From now on, healthcare is set to receive top priority from public and private entities, with investments flowing in to support cutting-edge research and the development of innovative treatments and other care services. The focus will be diligent in ensuring that the next economic calamity will not be due to a global pandemic.
For most individual investors, healthcare is an industry where products and services are hard to comprehend. I can hardly pronounce the names of some of the top-selling drugs globally, let alone understand the comparison with treatments from other pharma companies and biosimilars.
The likes of Warren Buffett have repeatedly highlighted the complexity of this industry. In 1999, Mr. Buffett mentioned that pharma/biotech is a desirable industry producing massive cash flows, but it is hard to single out a clear winner.

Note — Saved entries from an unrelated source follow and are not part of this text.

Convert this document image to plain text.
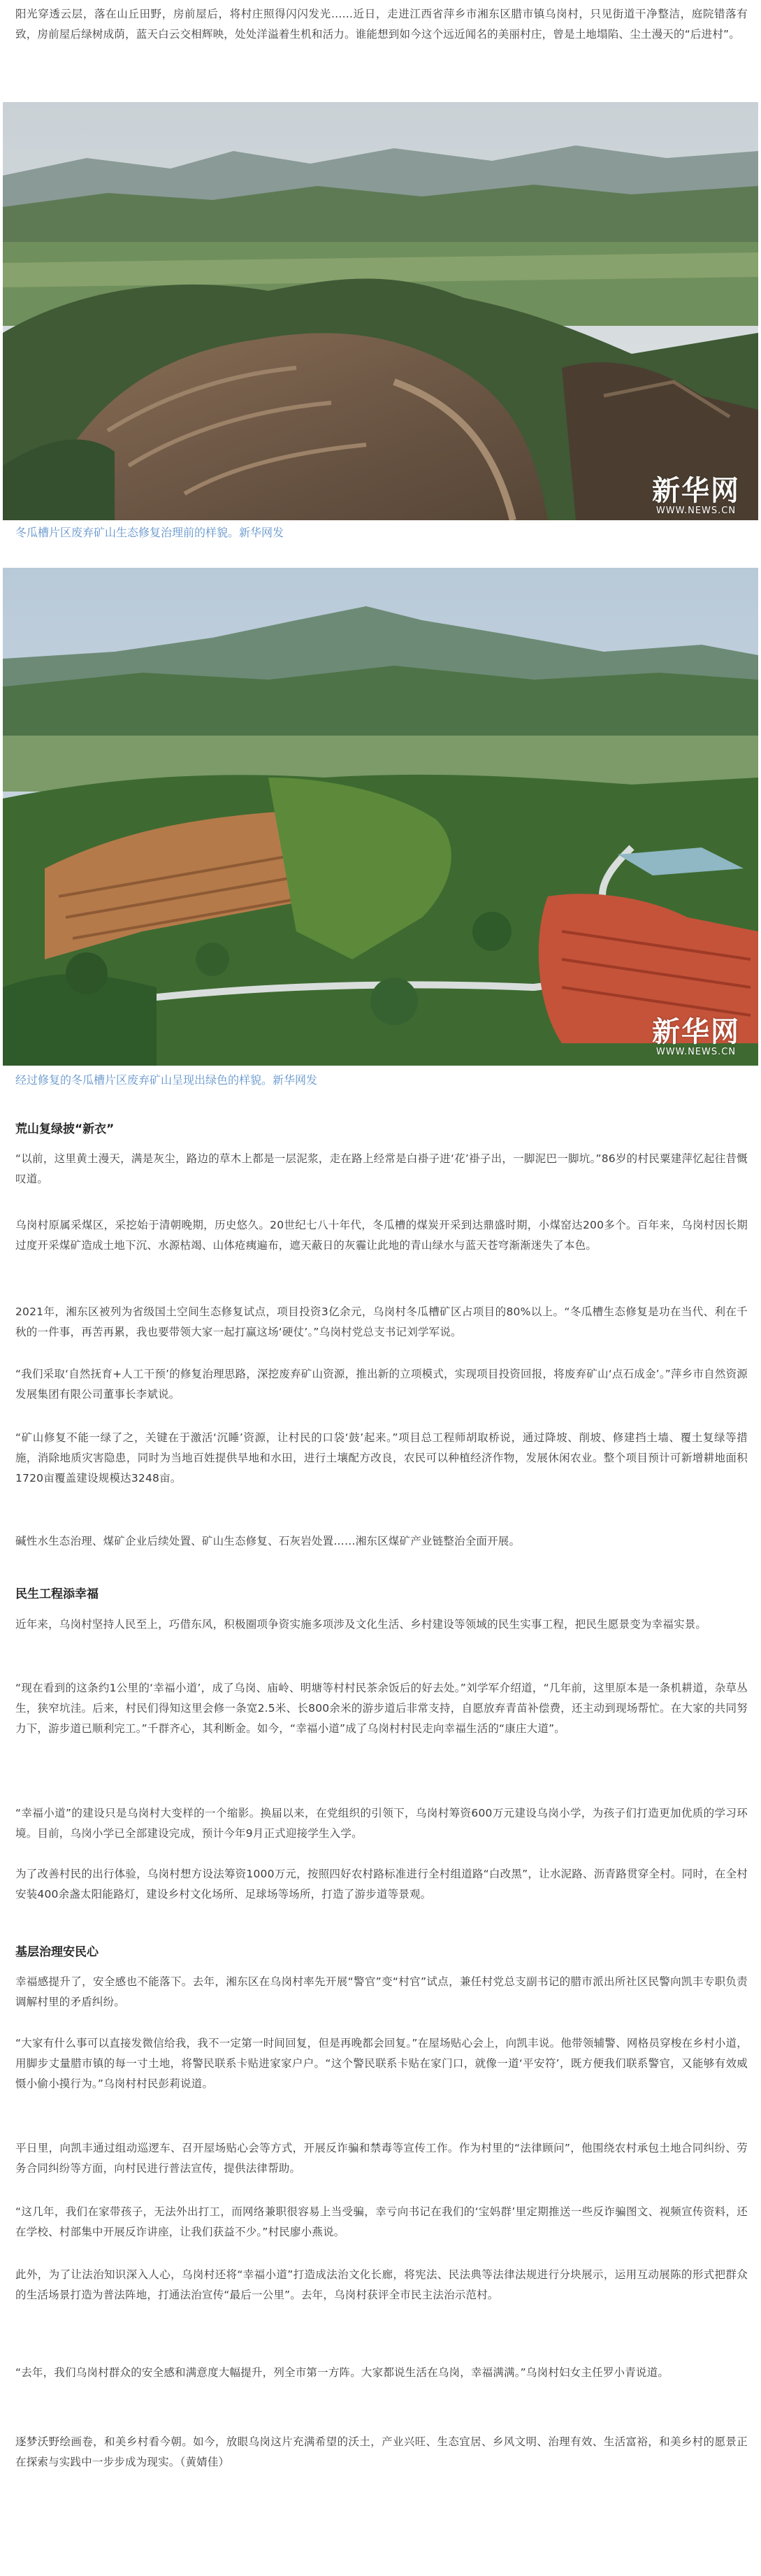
阳光穿透云层，落在山丘田野，房前屋后，将村庄照得闪闪发光……近日，走进江西省萍乡市湘东区腊市镇乌岗村，只见街道干净整洁，庭院错落有致，房前屋后绿树成荫，蓝天白云交相辉映，处处洋溢着生机和活力。谁能想到如今这个远近闻名的美丽村庄，曾是土地塌陷、尘土漫天的“后进村”。

新华网
WWW.NEWS.CN
冬瓜槽片区废弃矿山生态修复治理前的样貌。新华网发
新华网
WWW.NEWS.CN
经过修复的冬瓜槽片区废弃矿山呈现出绿色的样貌。新华网发
荒山复绿披“新衣”

“以前，这里黄土漫天，满是灰尘，路边的草木上都是一层泥浆，走在路上经常是白褂子进‘花’褂子出，一脚泥巴一脚坑。”86岁的村民粟建萍忆起往昔慨叹道。

乌岗村原属采煤区，采挖始于清朝晚期，历史悠久。20世纪七八十年代，冬瓜槽的煤炭开采到达鼎盛时期，小煤窑达200多个。百年来，乌岗村因长期过度开采煤矿造成土地下沉、水源枯竭、山体疮痍遍布，遮天蔽日的灰霾让此地的青山绿水与蓝天苍穹渐渐迷失了本色。

2021年，湘东区被列为省级国土空间生态修复试点，项目投资3亿余元，乌岗村冬瓜槽矿区占项目的80%以上。“冬瓜槽生态修复是功在当代、利在千秋的一件事，再苦再累，我也要带领大家一起打赢这场‘硬仗’。”乌岗村党总支书记刘学军说。

“我们采取‘自然抚育+人工干预’的修复治理思路，深挖废弃矿山资源，推出新的立项模式，实现项目投资回报，将废弃矿山‘点石成金’。”萍乡市自然资源发展集团有限公司董事长李斌说。

“矿山修复不能一绿了之，关键在于激活‘沉睡’资源，让村民的口袋‘鼓’起来。”项目总工程师胡取桥说，通过降坡、削坡、修建挡土墙、覆土复绿等措施，消除地质灾害隐患，同时为当地百姓提供旱地和水田，进行土壤配方改良，农民可以种植经济作物，发展休闲农业。整个项目预计可新增耕地面积1720亩覆盖建设规模达3248亩。

碱性水生态治理、煤矿企业后续处置、矿山生态修复、石灰岩处置……湘东区煤矿产业链整治全面开展。

民生工程添幸福

近年来，乌岗村坚持人民至上，巧借东风，积极圈项争资实施多项涉及文化生活、乡村建设等领域的民生实事工程，把民生愿景变为幸福实景。

“现在看到的这条约1公里的‘幸福小道’，成了乌岗、庙岭、明塘等村村民茶余饭后的好去处。”刘学军介绍道，“几年前，这里原本是一条机耕道，杂草丛生，狭窄坑洼。后来，村民们得知这里会修一条宽2.5米、长800余米的游步道后非常支持，自愿放弃青苗补偿费，还主动到现场帮忙。在大家的共同努力下，游步道已顺利完工。”千群齐心，其利断金。如今，“幸福小道”成了乌岗村村民走向幸福生活的“康庄大道”。

“幸福小道”的建设只是乌岗村大变样的一个缩影。换届以来，在党组织的引领下，乌岗村筹资600万元建设乌岗小学，为孩子们打造更加优质的学习环境。目前，乌岗小学已全部建设完成，预计今年9月正式迎接学生入学。

为了改善村民的出行体验，乌岗村想方设法筹资1000万元，按照四好农村路标准进行全村组道路“白改黑”，让水泥路、沥青路贯穿全村。同时，在全村安装400余盏太阳能路灯，建设乡村文化场所、足球场等场所，打造了游步道等景观。

基层治理安民心

幸福感提升了，安全感也不能落下。去年，湘东区在乌岗村率先开展“警官”变“村官”试点，兼任村党总支副书记的腊市派出所社区民警向凯丰专职负责调解村里的矛盾纠纷。

“大家有什么事可以直接发微信给我，我不一定第一时间回复，但是再晚都会回复。”在屋场贴心会上，向凯丰说。他带领辅警、网格员穿梭在乡村小道，用脚步丈量腊市镇的每一寸土地，将警民联系卡贴进家家户户。“这个警民联系卡贴在家门口，就像一道‘平安符’，既方便我们联系警官，又能够有效威慑小偷小摸行为。”乌岗村村民彭莉说道。

平日里，向凯丰通过组动巡逻车、召开屋场贴心会等方式，开展反诈骗和禁毒等宣传工作。作为村里的“法律顾问”，他围绕农村承包土地合同纠纷、劳务合同纠纷等方面，向村民进行普法宣传，提供法律帮助。

“这几年，我们在家带孩子，无法外出打工，而网络兼职很容易上当受骗，幸亏向书记在我们的‘宝妈群’里定期推送一些反诈骗图文、视频宣传资料，还在学校、村部集中开展反诈讲座，让我们获益不少。”村民廖小燕说。

此外，为了让法治知识深入人心，乌岗村还将“幸福小道”打造成法治文化长廊，将宪法、民法典等法律法规进行分块展示，运用互动展陈的形式把群众的生活场景打造为普法阵地，打通法治宣传“最后一公里”。去年，乌岗村获评全市民主法治示范村。

“去年，我们乌岗村群众的安全感和满意度大幅提升，列全市第一方阵。大家都说生活在乌岗，幸福满满。”乌岗村妇女主任罗小青说道。

逐梦沃野绘画卷，和美乡村看今朝。如今，放眼乌岗这片充满希望的沃土，产业兴旺、生态宜居、乡风文明、治理有效、生活富裕，和美乡村的愿景正在探索与实践中一步步成为现实。（黄婧佳）
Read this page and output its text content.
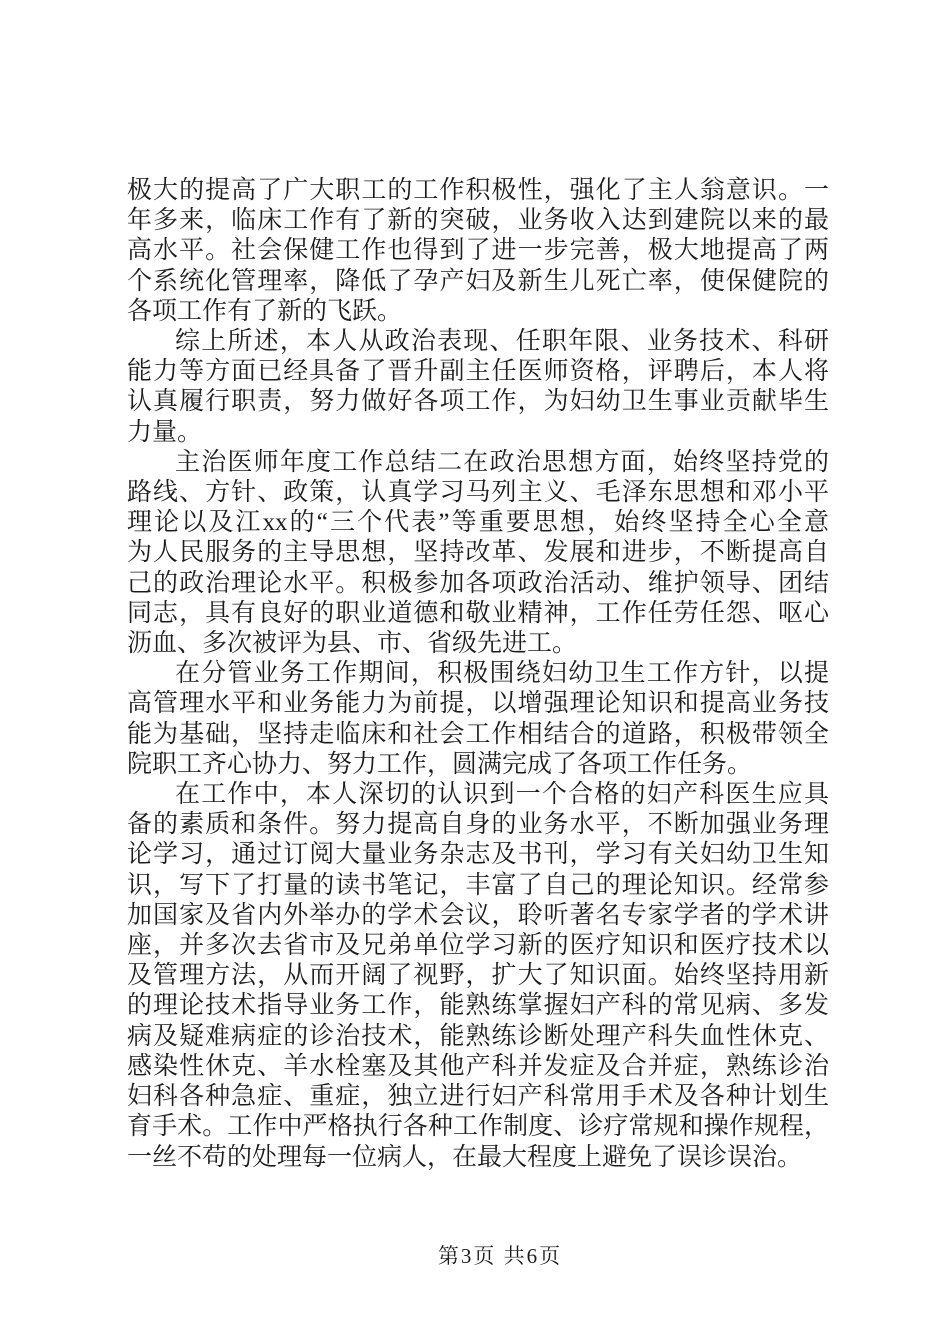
极大的提高了广大职工的工作积极性，强化了主人翁意识。一
年多来，临床工作有了新的突破，业务收入达到建院以来的最
高水平。社会保健工作也得到了进一步完善，极大地提高了两
个系统化管理率，降低了孕产妇及新生儿死亡率，使保健院的
各项工作有了新的飞跃。
综上所述，本人从政治表现、任职年限、业务技术、科研
能力等方面已经具备了晋升副主任医师资格，评聘后，本人将
认真履行职责，努力做好各项工作，为妇幼卫生事业贡献毕生
力量。
主治医师年度工作总结二在政治思想方面，始终坚持党的
路线、方针、政策，认真学习马列主义、毛泽东思想和邓小平
理论以及江xx的“三个代表”等重要思想，始终坚持全心全意
为人民服务的主导思想，坚持改革、发展和进步，不断提高自
己的政治理论水平。积极参加各项政治活动、维护领导、团结
同志，具有良好的职业道德和敬业精神，工作任劳任怨、呕心
沥血、多次被评为县、市、省级先进工。
在分管业务工作期间，积极围绕妇幼卫生工作方针，以提
高管理水平和业务能力为前提，以增强理论知识和提高业务技
能为基础，坚持走临床和社会工作相结合的道路，积极带领全
院职工齐心协力、努力工作，圆满完成了各项工作任务。
在工作中，本人深切的认识到一个合格的妇产科医生应具
备的素质和条件。努力提高自身的业务水平，不断加强业务理
论学习，通过订阅大量业务杂志及书刊，学习有关妇幼卫生知
识，写下了打量的读书笔记，丰富了自己的理论知识。经常参
加国家及省内外举办的学术会议，聆听著名专家学者的学术讲
座，并多次去省市及兄弟单位学习新的医疗知识和医疗技术以
及管理方法，从而开阔了视野，扩大了知识面。始终坚持用新
的理论技术指导业务工作，能熟练掌握妇产科的常见病、多发
病及疑难病症的诊治技术，能熟练诊断处理产科失血性休克、
感染性休克、羊水栓塞及其他产科并发症及合并症，熟练诊治
妇科各种急症、重症，独立进行妇产科常用手术及各种计划生
育手术。工作中严格执行各种工作制度、诊疗常规和操作规程，
一丝不苟的处理每一位病人，在最大程度上避免了误诊误治。
第3页 共6页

He added that buying a group of companies at attractive valuations is likely the best idea. Seeing the attractive valuation, the legendary investor took sizeable positions in Merck (MRK), AbbVie (ABBV), and Bristol Myers Squibb (BMY) earlier this year.
Today, the pharma and biotech industry is among the cheapest valued, and our recommendation is to get diversified exposure to this vital sector. THW is one of our top picks to generate passive income from this focus on healthcare.
Since its inception in 1986, Tekla Capital Management has maintained a singular focus on the healthcare asset class. Top managers in the firm are Ph.D.'s with actual industry experience to drive investment selection and portfolio management.
With THW, you get diversified exposure into various sub-sectors within healthcare, notably pharmaceuticals and biotechnology, healthcare equipment, medical devices, and REITs, among related services.
Among THW's top holdings are the world's biggest drugmakers. COVID-19 related vaccines and treatments are providing tailwinds to this sector. But aside from the pandemic, another factor will contribute to large capital infusion into healthcare. America's population is aging.
Now more than ever, the healthcare industry must come up with breakthroughs in the treatment of chronic and genetic diseases and improve the accessibility of care through technology advancements such as telehealth and remote monitoring.
THW pays a monthly $0.1167/share representing an annualized 8.4% yield. Every investor should have exposure to the healthcare sector, and THW presents an excellent opportunity to achieve this exposure while obtaining the dual benefits of diversification and high yields.
THW has been maintaining a steady dividend since its inception in 2015, during which we have seen favorable and unfavorable dynamics for the healthcare sector. THW is a fantastic way to collect high yields from this booming sector that trades cheap and is set to soar over the next decade.